Ten minutes later the hospital telephoned to say she had been found in an ante-room at the A&E department, still on her trolley after 28 hours.

‘When I finally saw her, she looked dehydrated, confused and distressed,’ says Michael. ‘She had received no proper care.’

Like many elderly people, Mrs Miller, who now lives in a care home, did not feel able to buttonhole the hard-pressed staff as they bustled past, and she had no buzzer to summon help.

‘I didn’t want to complain but I was in there a long time, and they left me alone for long periods in the corridor,’ she recalls.

The hospital insists Mrs Miller had been properly cared for in A&E, but that it had launched an inquiry into the communication breakdown.

Michael Wilson, chief executive of Surrey and Sussex Healthcare NHS Trust, has said of the case: ‘Clearly this is not the experience we want for our patients and I am pleased to say that the vast majority of our patients do receive good to excellent care.’

However, Mr Miller says: ‘They have closed two hospitals round here and East Surrey is caring for half a million people. It is the vulnerable who suffer.’

Vulnerable people such as 74-year-old Paule Ripley, who was admitted to Queen Alexandra Hospital in Portsmouth last year with an irregular heartbeat and breathing difficulties.

She arrived in A&E at midday and was wheeled into the medical assessment unit to await admission. There was never any doubt that she needed a hospital bed. Yet 12 hours later she was still there, lying on a trolley, hungry and thirsty.

‘The whole experience was very frightening,’ said Mrs Ripley, of Gosport.

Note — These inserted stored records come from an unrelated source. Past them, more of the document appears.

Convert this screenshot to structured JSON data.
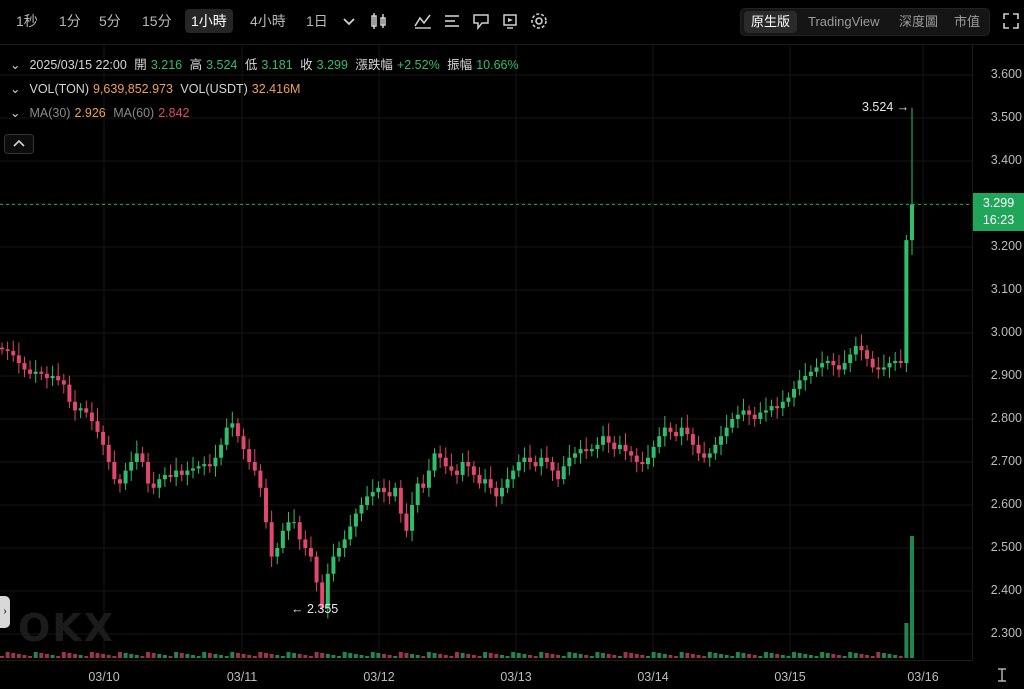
{
  "toolbar": {
    "timeframes": [
      "1秒",
      "1分",
      "5分",
      "15分",
      "1小時",
      "4小時",
      "1日"
    ],
    "active_timeframe": "1小時",
    "icons": [
      "chevron-down-icon",
      "candle-type-icon",
      "indicators-icon",
      "settings-list-icon",
      "drawing-icon",
      "replay-icon",
      "gear-icon"
    ],
    "modes": [
      "原生版",
      "TradingView",
      "深度圖",
      "市值"
    ],
    "active_mode": "原生版",
    "fullscreen_icon": "expand-icon"
  },
  "legend": {
    "date": "2025/03/15 22:00",
    "open_label": "開",
    "open": "3.216",
    "high_label": "高",
    "high": "3.524",
    "low_label": "低",
    "low": "3.181",
    "close_label": "收",
    "close": "3.299",
    "change_label": "漲跌幅",
    "change": "+2.52%",
    "amp_label": "振幅",
    "amp": "10.66%",
    "vol_base_label": "VOL(TON)",
    "vol_base": "9,639,852.973",
    "vol_quote_label": "VOL(USDT)",
    "vol_quote": "32.416M",
    "ma30_label": "MA(30)",
    "ma30": "2.926",
    "ma60_label": "MA(60)",
    "ma60": "2.842"
  },
  "price_axis": [
    "3.600",
    "3.500",
    "3.400",
    "3.200",
    "3.100",
    "3.000",
    "2.900",
    "2.800",
    "2.700",
    "2.600",
    "2.500",
    "2.400",
    "2.300"
  ],
  "current_price": {
    "price": "3.299",
    "countdown": "16:23"
  },
  "time_axis": [
    "03/10",
    "03/11",
    "03/12",
    "03/13",
    "03/14",
    "03/15",
    "03/16"
  ],
  "annotations": {
    "high": "3.524 →",
    "low": "← 2.355"
  },
  "watermark": "OKX",
  "colors": {
    "up": "#2fbf6b",
    "down": "#e0486d",
    "grid": "#161616",
    "last_price": "#1fa659"
  },
  "chart_data": {
    "type": "candlestick",
    "ylim": [
      2.28,
      3.64
    ],
    "close_series_hourly": [
      2.962,
      2.958,
      2.948,
      2.93,
      2.915,
      2.905,
      2.91,
      2.905,
      2.895,
      2.9,
      2.89,
      2.88,
      2.84,
      2.82,
      2.825,
      2.815,
      2.795,
      2.77,
      2.74,
      2.7,
      2.66,
      2.65,
      2.68,
      2.7,
      2.72,
      2.7,
      2.65,
      2.64,
      2.66,
      2.67,
      2.665,
      2.68,
      2.67,
      2.68,
      2.685,
      2.69,
      2.695,
      2.69,
      2.71,
      2.74,
      2.78,
      2.79,
      2.76,
      2.73,
      2.7,
      2.68,
      2.64,
      2.56,
      2.48,
      2.5,
      2.54,
      2.56,
      2.56,
      2.52,
      2.5,
      2.48,
      2.42,
      2.36,
      2.44,
      2.48,
      2.5,
      2.52,
      2.55,
      2.58,
      2.6,
      2.62,
      2.63,
      2.64,
      2.63,
      2.62,
      2.64,
      2.58,
      2.54,
      2.6,
      2.65,
      2.64,
      2.68,
      2.72,
      2.71,
      2.69,
      2.68,
      2.67,
      2.7,
      2.69,
      2.67,
      2.65,
      2.66,
      2.64,
      2.62,
      2.64,
      2.66,
      2.68,
      2.7,
      2.71,
      2.7,
      2.69,
      2.71,
      2.7,
      2.68,
      2.66,
      2.69,
      2.71,
      2.72,
      2.73,
      2.725,
      2.73,
      2.74,
      2.76,
      2.745,
      2.73,
      2.74,
      2.725,
      2.715,
      2.7,
      2.695,
      2.71,
      2.735,
      2.76,
      2.78,
      2.77,
      2.76,
      2.78,
      2.765,
      2.74,
      2.72,
      2.71,
      2.72,
      2.74,
      2.76,
      2.78,
      2.8,
      2.81,
      2.82,
      2.81,
      2.8,
      2.815,
      2.82,
      2.83,
      2.825,
      2.84,
      2.85,
      2.87,
      2.89,
      2.9,
      2.91,
      2.92,
      2.93,
      2.935,
      2.925,
      2.915,
      2.93,
      2.95,
      2.97,
      2.96,
      2.94,
      2.92,
      2.915,
      2.92,
      2.93,
      2.935,
      2.93,
      3.216,
      3.299
    ],
    "high": 3.524,
    "low": 2.355
  }
}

A spokesman for the hospital trust, while refusing to comment on Mrs Ripley’s individual case, said: ‘In the five years to March 2012 we have never failed to meet the national NHS target of a maximum 12-hour wait on a hospital trolley. Portsmouth Hospitals NHS Trust has one of the busiest emergency departments in the country.’

But Mrs Ripley said her experience there was unbearable.

‘It almost killed me,’ she said. ‘The trolley was uncomfortable and I didn’t have the strength to lift myself. No nurses came to see me. The doctor, when he did come, said I should be in a ward, in a bed, immediately. I hoped what happened to me was a one-off, but I fear it’s becoming the norm.’